Silver BlogApproaching (Almost) Any Machine Learning Problem

This freely-available book is a fantastic walkthrough of practical approaches to machine learning problems.

There are a growing number of works out there addressing how to approach machine learning problems, many of them quite good. But how many of them are written by a 4x Kaggle Grandmaster?

Abhishek Thakur, the 4x Grandmaster in question — who now works on NLP at Hugging Face — wrote and released his book Approaching (Almost) Any Machine Learning Problem (AAAMLP) last year. The book can be purchased through Amazon for a very reasonable price, much more so than most other books of similar content.

Additionally, however, Abhishek has recently released the entirety of the book online for free, available in PDF via its Github repo.



There are 2 details you need to know about AAAMLP right off the bat, directly from the author:

This is not a traditional book.

The book expects you to have basic knowledge of machine learning and deep learning.


The second point is easily explained in that this is definitely not a "start from zero" machine learning book. If you aren't already comfortable with basic machine learning concepts and Python programming, you need to look elsewhere for learning materials.

The first point can be explained in part in that AAAMLP is designed as a code-along book, which is the reason why its code is not explicitly shared separately on its Github repo. You want to understand and implement the suggested approaches contained within? You have to read and type out the code as you go, better ensuring an understanding of what it is you are doing. This is not like most other books.

Also, the latter half of the book focuses on comprehensive approaches to solving particular machine learning problem types, with chapters appropriately dedicated to these different types. This is also, generally speaking, not like most other books.

Coming in right around 300 pages, the book covers a lot of ground. See the full table of contents below for more information:

  1. Setting up your working environment
  2. Supervised vs unsupervised learning
  3. Cross-validation
  4. Evaluation metrics
  5. Arranging machine learning projects
  6. Approaching categorical variables
  7. Feature engineering
  8. Feature selection
  9. Hyperparameter optimization
  10. Approaching image classification & segmentation
  11. Approaching text classification/regression
  12. Approaching ensembling and stacking
  13. Approaching reproducible code & model serving

You can see that some time is spent early on with more basic concepts, but even these aren't your typical book-based explanations. You get right into their practical usefulness as well as how to code the concepts for your own projects.

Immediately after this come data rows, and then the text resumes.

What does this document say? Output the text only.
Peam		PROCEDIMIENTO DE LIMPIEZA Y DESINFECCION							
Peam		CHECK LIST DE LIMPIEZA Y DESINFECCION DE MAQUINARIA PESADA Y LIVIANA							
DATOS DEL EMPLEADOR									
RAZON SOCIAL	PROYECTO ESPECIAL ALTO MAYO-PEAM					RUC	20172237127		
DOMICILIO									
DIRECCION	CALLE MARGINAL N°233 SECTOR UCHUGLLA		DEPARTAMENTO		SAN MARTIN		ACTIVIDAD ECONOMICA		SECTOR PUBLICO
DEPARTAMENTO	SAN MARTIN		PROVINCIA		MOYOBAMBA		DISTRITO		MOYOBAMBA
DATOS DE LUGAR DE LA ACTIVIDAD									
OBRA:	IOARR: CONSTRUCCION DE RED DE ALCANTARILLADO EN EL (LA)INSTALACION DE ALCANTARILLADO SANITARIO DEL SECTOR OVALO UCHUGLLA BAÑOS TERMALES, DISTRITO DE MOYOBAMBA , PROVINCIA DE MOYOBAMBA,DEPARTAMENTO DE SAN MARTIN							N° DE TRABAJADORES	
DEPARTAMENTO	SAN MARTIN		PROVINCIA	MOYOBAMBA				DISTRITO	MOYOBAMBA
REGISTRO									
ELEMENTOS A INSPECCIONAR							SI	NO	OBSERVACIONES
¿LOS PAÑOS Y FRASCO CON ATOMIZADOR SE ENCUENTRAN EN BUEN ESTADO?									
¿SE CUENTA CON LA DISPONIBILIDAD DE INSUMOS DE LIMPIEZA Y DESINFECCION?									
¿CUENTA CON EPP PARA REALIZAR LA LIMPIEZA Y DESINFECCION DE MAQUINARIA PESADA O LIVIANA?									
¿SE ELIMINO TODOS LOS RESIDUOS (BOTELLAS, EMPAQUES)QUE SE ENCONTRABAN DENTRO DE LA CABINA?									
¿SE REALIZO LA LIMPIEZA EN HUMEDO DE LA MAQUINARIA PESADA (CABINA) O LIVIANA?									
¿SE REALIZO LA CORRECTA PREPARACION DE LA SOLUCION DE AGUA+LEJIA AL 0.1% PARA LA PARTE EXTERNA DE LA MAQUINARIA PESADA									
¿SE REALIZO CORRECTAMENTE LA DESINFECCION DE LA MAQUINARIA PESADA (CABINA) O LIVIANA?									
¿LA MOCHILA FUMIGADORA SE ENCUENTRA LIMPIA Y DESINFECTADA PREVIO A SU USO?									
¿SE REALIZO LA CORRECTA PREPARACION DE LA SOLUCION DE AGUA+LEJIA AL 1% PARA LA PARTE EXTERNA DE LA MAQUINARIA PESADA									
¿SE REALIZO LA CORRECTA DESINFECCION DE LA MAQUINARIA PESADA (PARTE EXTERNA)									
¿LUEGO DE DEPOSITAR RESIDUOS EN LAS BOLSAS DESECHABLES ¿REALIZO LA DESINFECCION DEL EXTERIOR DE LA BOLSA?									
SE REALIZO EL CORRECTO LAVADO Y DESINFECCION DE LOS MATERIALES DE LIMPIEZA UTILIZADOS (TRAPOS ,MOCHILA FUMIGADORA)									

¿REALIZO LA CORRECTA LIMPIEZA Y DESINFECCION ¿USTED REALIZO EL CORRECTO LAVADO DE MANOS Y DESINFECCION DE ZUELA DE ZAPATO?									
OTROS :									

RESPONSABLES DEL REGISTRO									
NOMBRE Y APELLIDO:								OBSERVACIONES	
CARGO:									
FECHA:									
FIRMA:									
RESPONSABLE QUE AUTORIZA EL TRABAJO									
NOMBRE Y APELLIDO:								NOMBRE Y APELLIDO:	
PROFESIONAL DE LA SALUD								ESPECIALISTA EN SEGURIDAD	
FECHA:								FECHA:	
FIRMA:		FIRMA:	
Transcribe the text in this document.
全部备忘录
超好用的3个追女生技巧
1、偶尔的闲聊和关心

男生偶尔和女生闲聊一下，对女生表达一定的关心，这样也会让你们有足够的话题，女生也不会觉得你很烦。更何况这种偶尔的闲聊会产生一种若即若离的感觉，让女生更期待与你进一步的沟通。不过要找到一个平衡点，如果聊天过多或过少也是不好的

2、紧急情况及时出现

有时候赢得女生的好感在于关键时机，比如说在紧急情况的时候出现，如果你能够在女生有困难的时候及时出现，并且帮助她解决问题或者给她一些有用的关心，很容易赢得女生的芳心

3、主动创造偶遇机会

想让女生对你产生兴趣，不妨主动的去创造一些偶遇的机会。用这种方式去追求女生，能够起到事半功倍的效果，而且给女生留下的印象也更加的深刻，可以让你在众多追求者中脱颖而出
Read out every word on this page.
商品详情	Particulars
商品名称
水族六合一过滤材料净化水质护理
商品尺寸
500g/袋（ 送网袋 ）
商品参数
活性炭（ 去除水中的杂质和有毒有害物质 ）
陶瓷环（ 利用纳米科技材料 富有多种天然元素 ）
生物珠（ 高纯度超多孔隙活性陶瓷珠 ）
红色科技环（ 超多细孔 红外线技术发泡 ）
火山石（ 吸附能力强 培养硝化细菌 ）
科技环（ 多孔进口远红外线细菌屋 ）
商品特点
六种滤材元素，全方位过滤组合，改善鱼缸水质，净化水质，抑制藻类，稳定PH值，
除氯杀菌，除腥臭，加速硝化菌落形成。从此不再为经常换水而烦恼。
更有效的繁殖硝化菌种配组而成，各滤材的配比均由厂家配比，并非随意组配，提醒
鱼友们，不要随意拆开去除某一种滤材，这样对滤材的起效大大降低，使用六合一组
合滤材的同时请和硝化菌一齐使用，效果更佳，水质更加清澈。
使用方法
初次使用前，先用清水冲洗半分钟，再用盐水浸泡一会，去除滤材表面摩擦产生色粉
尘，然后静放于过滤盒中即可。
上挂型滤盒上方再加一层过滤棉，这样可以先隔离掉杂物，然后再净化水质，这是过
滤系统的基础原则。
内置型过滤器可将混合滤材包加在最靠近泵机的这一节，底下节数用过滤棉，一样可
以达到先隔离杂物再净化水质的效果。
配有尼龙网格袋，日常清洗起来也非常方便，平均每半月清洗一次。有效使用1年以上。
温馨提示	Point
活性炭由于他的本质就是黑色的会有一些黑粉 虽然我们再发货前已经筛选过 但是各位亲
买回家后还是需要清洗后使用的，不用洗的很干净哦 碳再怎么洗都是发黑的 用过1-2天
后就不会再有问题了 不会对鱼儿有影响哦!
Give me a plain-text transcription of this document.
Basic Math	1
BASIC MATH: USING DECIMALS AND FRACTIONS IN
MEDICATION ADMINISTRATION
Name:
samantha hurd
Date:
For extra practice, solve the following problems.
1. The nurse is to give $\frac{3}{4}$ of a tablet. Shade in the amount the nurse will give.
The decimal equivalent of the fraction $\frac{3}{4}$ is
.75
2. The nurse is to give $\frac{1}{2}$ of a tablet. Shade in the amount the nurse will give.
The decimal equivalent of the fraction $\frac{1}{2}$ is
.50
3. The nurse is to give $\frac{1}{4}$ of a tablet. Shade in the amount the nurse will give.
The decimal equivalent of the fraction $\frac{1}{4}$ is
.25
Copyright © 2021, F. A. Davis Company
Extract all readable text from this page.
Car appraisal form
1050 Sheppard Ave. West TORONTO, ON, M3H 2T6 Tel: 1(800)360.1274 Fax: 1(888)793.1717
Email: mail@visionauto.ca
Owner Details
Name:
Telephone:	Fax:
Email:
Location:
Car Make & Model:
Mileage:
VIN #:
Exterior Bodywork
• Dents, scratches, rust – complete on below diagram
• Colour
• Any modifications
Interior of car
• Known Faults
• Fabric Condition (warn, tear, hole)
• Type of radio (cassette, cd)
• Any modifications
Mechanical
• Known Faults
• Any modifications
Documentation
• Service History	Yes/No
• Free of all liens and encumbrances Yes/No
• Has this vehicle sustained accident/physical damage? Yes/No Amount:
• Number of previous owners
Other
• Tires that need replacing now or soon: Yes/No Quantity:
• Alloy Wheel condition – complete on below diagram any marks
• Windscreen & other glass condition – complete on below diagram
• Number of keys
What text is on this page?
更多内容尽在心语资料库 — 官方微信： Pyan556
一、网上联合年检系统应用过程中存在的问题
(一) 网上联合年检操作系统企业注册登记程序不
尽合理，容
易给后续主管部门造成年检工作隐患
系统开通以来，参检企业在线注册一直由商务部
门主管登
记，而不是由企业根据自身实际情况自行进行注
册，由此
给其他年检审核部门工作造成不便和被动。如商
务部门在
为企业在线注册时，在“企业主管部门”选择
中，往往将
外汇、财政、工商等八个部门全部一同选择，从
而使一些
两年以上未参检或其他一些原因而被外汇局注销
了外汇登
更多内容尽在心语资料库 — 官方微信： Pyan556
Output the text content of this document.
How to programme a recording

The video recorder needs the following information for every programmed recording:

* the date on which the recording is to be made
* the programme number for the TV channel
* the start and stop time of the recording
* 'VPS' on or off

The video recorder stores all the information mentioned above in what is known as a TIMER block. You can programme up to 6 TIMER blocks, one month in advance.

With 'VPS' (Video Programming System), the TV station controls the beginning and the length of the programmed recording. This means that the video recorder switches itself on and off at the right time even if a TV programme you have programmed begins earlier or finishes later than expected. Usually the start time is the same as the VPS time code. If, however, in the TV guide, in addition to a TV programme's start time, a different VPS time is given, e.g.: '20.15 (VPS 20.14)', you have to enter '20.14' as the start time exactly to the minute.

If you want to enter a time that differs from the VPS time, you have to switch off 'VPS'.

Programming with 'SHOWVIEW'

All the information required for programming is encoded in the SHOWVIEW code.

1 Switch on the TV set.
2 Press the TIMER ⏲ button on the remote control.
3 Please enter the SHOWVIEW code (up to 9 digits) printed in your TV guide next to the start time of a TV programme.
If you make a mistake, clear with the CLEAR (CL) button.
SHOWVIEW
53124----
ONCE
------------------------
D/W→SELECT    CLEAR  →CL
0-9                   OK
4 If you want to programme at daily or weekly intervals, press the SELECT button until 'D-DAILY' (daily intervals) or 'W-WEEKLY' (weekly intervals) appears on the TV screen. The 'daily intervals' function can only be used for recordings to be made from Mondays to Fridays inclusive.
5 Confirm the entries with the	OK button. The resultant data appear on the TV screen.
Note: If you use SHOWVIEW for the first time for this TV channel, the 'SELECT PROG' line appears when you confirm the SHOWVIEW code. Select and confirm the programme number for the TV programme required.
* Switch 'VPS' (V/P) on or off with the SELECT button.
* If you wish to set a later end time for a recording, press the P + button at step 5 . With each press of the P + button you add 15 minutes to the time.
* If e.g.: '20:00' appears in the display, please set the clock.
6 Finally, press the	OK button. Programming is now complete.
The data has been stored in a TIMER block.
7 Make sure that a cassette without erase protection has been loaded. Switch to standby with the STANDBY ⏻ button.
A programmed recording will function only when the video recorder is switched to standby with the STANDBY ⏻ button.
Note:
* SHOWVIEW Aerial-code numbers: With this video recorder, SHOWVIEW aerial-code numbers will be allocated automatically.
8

Once the vital foundational topic chapters of supervised vs unsupervised learning, cross-validation and evaluation metrics are out of the way, the task of project-centric approaches to arranging your code and other files is taken up, followed by several more practical data pre-processing and preparation chapters. After this, practical hyperparameter optimization is covered.

Once these chapters are finished, the more comprehensive treatments of specific types of problem approaches are tackled, including image classification, text classification, ensembling, and reproducibility and model serving. It is in these chapters that the book really shines, moving from being useful in a practical sense of what you might be trying to accomplish, to being a great guidebook and what you can accomplish by following Thakur's map.

A great companion piece to this book is Thakur's YouTube channel. Besides some great discussions and input from others, Thakur has video coding walkthroughs of a number of the concepts that have chapters dedicated to them in the book. This makes for a great way to reinforce and get additional insight on these topics. I highly recommend his channel as a resource beyond a book mate as well.

If you enjoy the book, you should consider supporting Thakur's work by purchasing a copy of AAAMLP, as both Kindle and paperback format copies are very reasonably priced. Regardless, Thakur asks that anyone who reads the books consider leaving a review on Google, Amazon, or Goodreads.

AAAMLP is a unique book, blending practical "how to" with demonstrative "could do" and serving as a great guidebook to anyone looking to get serious about implementing machine learning solutions. I highly recommend both the book and author Abhishek Thakur's YouTube channel.